Easter egg No Bake Cheesecake
Ingredients
The Crust
- 1 2/3 Cups Honey Graham Crumbs
- 2 Tbsp Brown Sugar
- 1/2 Cup Unsalted Melted Butter
Easter Egg No Bake Cheesecake
- 6oz Room Temp Cream Cheese
- 1 1/4 Cups Heavy Whipping Cream
- 1/3 Cup + 1 Tbsp Sugar
- 1 Tsp Vanilla
- 1/3 Cup Crushed Easter Eggs
- 1 Cup Heavy Whipping Cream
- 2 Tbsp Granualated Sugar
- 1 Tsp Vanilla
- 1/4 Cup Semi Sweet Chocolate Chips
- 1 Tbsp Dutch Processed Cocoa
Chocolate Whipped Cream
Instructions
- Preheat oven to 350 degrees F. Prepare 9' Tart pan with non stick spray.

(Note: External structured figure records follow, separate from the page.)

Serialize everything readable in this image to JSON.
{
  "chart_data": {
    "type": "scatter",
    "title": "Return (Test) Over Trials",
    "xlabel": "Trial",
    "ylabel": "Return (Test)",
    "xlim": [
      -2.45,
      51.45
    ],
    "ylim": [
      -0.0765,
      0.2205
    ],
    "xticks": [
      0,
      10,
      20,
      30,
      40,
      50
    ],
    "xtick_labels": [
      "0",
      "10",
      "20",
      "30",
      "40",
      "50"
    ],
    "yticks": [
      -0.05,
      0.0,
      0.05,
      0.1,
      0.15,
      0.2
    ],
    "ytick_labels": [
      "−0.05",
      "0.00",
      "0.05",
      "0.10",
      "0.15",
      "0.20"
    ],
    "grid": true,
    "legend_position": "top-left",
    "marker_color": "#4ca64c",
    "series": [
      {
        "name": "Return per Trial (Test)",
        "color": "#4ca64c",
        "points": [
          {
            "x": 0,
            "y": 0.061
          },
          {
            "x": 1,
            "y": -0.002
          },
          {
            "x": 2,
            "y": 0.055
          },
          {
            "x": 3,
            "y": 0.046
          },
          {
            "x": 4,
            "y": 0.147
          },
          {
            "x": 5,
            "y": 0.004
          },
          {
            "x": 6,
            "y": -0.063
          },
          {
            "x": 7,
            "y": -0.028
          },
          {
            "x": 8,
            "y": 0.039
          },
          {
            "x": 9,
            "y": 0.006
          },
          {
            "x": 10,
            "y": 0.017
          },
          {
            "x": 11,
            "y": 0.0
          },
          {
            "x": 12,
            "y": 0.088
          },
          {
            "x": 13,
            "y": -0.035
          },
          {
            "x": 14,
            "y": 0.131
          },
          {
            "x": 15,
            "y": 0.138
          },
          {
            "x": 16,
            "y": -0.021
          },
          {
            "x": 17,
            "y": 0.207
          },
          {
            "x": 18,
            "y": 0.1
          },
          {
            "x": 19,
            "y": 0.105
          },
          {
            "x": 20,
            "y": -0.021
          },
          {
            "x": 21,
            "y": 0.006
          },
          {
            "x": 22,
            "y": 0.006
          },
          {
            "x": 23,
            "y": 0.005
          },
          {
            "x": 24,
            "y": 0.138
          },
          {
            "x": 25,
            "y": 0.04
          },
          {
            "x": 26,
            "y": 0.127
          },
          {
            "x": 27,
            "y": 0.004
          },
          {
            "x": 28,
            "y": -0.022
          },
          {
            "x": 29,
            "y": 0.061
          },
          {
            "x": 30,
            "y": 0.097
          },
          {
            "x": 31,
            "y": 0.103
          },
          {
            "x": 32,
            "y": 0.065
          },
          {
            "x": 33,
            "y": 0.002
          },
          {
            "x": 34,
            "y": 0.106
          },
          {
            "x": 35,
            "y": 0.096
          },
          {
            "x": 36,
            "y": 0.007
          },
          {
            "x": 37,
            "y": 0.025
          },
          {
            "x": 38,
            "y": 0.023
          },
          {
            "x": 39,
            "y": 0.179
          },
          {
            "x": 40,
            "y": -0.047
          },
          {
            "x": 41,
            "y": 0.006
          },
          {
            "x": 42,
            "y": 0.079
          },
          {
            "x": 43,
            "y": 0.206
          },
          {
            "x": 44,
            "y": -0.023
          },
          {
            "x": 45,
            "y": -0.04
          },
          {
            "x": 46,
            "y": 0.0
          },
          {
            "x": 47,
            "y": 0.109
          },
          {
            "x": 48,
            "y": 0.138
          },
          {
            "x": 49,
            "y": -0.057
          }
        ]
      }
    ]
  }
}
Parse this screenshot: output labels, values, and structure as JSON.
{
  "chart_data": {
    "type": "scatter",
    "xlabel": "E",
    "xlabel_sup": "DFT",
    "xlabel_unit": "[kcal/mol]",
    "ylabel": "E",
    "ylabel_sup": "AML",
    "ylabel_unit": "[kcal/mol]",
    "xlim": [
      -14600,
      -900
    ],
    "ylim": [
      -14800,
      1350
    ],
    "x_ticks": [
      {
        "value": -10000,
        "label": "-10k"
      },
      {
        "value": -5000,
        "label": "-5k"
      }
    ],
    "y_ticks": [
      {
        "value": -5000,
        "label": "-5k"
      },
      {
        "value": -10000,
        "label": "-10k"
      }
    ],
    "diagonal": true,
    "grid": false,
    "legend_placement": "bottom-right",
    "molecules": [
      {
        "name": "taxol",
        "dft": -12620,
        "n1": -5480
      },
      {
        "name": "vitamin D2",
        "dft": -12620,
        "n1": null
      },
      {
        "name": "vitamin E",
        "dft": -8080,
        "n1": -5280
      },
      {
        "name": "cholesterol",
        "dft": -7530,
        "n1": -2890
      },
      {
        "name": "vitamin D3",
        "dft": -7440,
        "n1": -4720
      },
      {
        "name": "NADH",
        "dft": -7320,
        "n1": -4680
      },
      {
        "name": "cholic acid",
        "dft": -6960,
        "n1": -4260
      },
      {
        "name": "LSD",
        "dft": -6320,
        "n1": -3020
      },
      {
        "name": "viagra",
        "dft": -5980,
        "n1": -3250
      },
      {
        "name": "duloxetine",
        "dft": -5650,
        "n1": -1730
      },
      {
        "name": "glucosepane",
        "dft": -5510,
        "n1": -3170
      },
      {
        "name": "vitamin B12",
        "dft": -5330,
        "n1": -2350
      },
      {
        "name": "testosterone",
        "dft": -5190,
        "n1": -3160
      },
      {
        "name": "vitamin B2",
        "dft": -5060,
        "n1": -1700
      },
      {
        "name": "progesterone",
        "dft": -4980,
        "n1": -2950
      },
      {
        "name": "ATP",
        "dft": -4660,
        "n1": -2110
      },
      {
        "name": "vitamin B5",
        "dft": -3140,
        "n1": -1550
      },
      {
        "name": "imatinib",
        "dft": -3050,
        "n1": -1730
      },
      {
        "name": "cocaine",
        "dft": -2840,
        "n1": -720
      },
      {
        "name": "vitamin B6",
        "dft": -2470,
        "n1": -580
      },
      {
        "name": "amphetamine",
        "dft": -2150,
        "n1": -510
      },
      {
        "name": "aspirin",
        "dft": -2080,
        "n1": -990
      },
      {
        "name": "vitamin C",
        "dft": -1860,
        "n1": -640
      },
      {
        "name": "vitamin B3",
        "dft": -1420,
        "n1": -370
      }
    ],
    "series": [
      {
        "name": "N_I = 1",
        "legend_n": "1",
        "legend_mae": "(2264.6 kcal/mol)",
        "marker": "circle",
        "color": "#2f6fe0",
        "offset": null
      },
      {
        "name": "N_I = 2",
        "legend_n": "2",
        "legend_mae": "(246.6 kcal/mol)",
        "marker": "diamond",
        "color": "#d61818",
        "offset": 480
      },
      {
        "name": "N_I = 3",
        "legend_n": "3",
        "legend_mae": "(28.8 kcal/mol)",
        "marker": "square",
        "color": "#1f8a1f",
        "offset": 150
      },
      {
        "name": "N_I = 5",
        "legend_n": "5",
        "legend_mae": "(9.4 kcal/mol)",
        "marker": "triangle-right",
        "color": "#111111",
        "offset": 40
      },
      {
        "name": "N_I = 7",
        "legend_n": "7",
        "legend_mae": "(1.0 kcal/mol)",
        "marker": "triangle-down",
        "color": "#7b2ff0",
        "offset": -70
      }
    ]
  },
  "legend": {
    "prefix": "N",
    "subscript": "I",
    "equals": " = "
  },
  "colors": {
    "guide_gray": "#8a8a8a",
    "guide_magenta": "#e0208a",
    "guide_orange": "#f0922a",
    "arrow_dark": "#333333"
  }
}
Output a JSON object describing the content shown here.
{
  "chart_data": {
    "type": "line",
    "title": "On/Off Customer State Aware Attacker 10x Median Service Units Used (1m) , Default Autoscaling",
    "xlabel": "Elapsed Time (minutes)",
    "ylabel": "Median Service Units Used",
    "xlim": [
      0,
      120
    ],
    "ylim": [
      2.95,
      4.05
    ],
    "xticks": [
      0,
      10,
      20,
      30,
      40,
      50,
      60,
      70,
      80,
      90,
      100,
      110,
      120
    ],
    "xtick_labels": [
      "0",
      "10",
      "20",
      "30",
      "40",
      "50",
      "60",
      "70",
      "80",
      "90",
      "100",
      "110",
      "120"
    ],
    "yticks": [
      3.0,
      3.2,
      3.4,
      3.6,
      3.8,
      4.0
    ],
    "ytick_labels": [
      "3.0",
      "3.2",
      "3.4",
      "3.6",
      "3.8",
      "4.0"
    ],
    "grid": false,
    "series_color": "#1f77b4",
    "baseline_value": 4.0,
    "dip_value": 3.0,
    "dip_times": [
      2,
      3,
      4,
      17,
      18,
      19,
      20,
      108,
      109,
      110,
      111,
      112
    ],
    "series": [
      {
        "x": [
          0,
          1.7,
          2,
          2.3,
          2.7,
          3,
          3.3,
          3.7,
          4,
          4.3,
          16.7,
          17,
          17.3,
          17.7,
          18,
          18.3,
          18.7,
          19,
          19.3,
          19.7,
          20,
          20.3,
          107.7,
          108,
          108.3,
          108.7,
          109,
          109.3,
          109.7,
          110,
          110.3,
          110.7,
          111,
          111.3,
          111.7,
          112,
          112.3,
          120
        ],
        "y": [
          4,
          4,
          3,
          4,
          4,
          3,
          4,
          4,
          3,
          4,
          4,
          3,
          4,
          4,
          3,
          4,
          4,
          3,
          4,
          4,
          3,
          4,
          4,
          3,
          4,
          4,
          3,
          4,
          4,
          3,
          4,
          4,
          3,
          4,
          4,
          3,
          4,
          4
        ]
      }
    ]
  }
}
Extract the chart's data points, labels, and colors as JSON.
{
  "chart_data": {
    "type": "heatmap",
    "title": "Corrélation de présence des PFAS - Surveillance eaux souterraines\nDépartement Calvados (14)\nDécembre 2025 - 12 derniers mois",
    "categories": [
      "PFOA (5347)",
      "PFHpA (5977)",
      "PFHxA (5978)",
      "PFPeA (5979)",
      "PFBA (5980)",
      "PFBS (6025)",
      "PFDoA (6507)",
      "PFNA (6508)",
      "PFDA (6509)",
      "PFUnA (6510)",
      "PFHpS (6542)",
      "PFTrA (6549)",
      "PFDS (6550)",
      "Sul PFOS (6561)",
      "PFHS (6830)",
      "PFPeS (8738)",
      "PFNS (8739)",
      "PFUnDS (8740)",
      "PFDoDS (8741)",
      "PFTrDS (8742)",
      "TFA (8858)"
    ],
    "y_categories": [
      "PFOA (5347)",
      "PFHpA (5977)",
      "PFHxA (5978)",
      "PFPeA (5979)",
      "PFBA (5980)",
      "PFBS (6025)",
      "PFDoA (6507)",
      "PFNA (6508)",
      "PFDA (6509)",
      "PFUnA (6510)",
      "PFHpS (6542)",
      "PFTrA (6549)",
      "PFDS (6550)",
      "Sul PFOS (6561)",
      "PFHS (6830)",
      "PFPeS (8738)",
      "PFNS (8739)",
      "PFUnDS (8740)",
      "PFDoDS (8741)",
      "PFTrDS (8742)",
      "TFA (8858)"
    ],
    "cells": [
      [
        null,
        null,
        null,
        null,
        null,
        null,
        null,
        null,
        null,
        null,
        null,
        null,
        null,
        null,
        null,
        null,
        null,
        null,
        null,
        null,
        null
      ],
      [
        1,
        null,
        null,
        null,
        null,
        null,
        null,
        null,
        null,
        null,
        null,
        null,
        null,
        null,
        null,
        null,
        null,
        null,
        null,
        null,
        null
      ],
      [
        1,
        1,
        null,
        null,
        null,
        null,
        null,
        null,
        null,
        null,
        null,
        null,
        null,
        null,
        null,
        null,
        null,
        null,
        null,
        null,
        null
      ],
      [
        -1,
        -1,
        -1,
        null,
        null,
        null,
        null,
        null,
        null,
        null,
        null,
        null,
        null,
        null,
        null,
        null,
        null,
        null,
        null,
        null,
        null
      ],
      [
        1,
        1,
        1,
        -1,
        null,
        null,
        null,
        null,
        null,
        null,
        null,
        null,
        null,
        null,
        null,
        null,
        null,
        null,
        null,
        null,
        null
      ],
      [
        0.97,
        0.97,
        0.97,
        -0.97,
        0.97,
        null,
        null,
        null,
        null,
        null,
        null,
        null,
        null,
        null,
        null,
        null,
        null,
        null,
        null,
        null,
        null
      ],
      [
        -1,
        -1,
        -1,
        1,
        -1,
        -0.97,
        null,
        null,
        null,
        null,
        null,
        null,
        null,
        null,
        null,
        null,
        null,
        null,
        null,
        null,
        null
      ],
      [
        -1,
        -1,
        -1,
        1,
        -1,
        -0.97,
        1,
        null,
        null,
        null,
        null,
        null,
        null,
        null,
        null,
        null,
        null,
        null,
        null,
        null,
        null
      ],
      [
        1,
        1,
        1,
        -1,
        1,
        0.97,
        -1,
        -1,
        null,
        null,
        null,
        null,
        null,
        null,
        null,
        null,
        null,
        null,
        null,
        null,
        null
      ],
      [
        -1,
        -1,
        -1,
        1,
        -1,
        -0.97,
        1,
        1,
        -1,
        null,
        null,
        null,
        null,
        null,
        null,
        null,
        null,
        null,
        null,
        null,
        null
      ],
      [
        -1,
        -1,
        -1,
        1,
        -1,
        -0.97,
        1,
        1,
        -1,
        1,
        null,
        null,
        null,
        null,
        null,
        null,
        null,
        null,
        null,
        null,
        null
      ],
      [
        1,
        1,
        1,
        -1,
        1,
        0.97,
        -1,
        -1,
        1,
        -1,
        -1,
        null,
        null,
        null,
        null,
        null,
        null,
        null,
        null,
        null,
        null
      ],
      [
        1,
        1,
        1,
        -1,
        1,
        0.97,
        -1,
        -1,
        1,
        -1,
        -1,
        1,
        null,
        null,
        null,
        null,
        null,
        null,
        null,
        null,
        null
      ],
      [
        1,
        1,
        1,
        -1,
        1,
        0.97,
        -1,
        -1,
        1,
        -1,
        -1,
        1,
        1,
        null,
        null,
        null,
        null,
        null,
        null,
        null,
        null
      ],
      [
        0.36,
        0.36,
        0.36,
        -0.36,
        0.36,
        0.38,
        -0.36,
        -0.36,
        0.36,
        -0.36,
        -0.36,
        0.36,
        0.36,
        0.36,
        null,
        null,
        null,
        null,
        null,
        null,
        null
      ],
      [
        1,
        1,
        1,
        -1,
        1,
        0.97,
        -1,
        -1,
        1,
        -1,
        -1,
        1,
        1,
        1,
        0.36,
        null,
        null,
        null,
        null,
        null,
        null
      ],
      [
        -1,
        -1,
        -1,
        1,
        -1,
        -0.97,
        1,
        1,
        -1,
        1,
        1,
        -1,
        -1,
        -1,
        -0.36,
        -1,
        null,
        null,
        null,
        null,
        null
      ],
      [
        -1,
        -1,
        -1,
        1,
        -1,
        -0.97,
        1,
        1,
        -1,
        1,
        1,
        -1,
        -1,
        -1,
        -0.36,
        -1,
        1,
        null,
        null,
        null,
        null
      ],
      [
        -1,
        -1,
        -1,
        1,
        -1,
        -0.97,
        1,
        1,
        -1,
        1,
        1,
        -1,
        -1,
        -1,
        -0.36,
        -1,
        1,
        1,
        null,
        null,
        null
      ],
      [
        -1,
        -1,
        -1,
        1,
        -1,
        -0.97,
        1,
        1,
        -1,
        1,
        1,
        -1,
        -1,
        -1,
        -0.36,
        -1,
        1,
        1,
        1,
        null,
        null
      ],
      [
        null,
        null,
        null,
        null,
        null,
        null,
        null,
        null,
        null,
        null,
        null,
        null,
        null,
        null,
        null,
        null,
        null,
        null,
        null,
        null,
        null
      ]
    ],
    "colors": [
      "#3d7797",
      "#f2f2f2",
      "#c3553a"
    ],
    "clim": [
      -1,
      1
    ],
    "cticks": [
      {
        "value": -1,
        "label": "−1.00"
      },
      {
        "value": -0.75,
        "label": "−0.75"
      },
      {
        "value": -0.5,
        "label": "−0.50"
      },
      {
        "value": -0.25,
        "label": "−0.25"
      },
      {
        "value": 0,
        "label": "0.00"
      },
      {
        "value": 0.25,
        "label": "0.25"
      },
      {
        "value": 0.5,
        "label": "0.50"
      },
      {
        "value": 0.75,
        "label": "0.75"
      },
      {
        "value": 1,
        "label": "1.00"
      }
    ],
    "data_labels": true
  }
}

- In a bowl combine the honey graham crumbs and sugar give it a good mix. Add melted butter and combine. The mixture will be wet and crumbly. Spread evenly around tart pan and press it down and to the sides until its firm and smooth.
- Using a cookie sheet under to hold the tart pan. Bake the crust for 5 minutes. Take out of the oven and allow to cool completely.
- In a stand mixer with a whisk attachment place the cream cheese, heavy whipping cream, sugar and vanilla and beat on low speed until it starts to mix. When the mixture is pretty combined bump the speed up to high and it only takes a couple of minutes and the mixture will be fluffy and creamy.
- Add the crushed easter eggs and mix until combined. Do not over mix.
- Once your crust is cooled spread mousse evenly around the crust.
- To make your whipped cream. Melt the chocolate chips in 30 second intervals. Allow to cool but not harden. Whip heavy whipping cream, sugar and vanilla on low speed until it begins to thicken. Add cocoa powder and mix until it incorporates then bring the speed up to Med-High until it has stiff peaks. Add cooled melted chocolate and mix until incorporated. Do not over mix.
- I used a piping bag with a 1M tip to pipe edges on the top of the cheesecake. Just go around in circular motion unless you have a design you know and love I would love to see!
- Garnish the top with more Easter eggs and allow to set in fridge for 2-3 hours.
TIPS
- The cream cheese should only be allowed to room temp for about 30-45 mins depending on the temp of your home. It should be soft but still have a cool temperature. It is important to allow to soften if not it will not mix well and you will have an unpleasant lumpy mixture.
- If you have extra mousse you can save it and use it as a dip or enjoy on pancakes!.
- It takes about 1-2 minutes for the mixture to get to its desired consistency. If you over beat it can get a buttery like texture. It needs to be smooth and have medium peaks where its fluffy but you’re able to pipe with the mixture.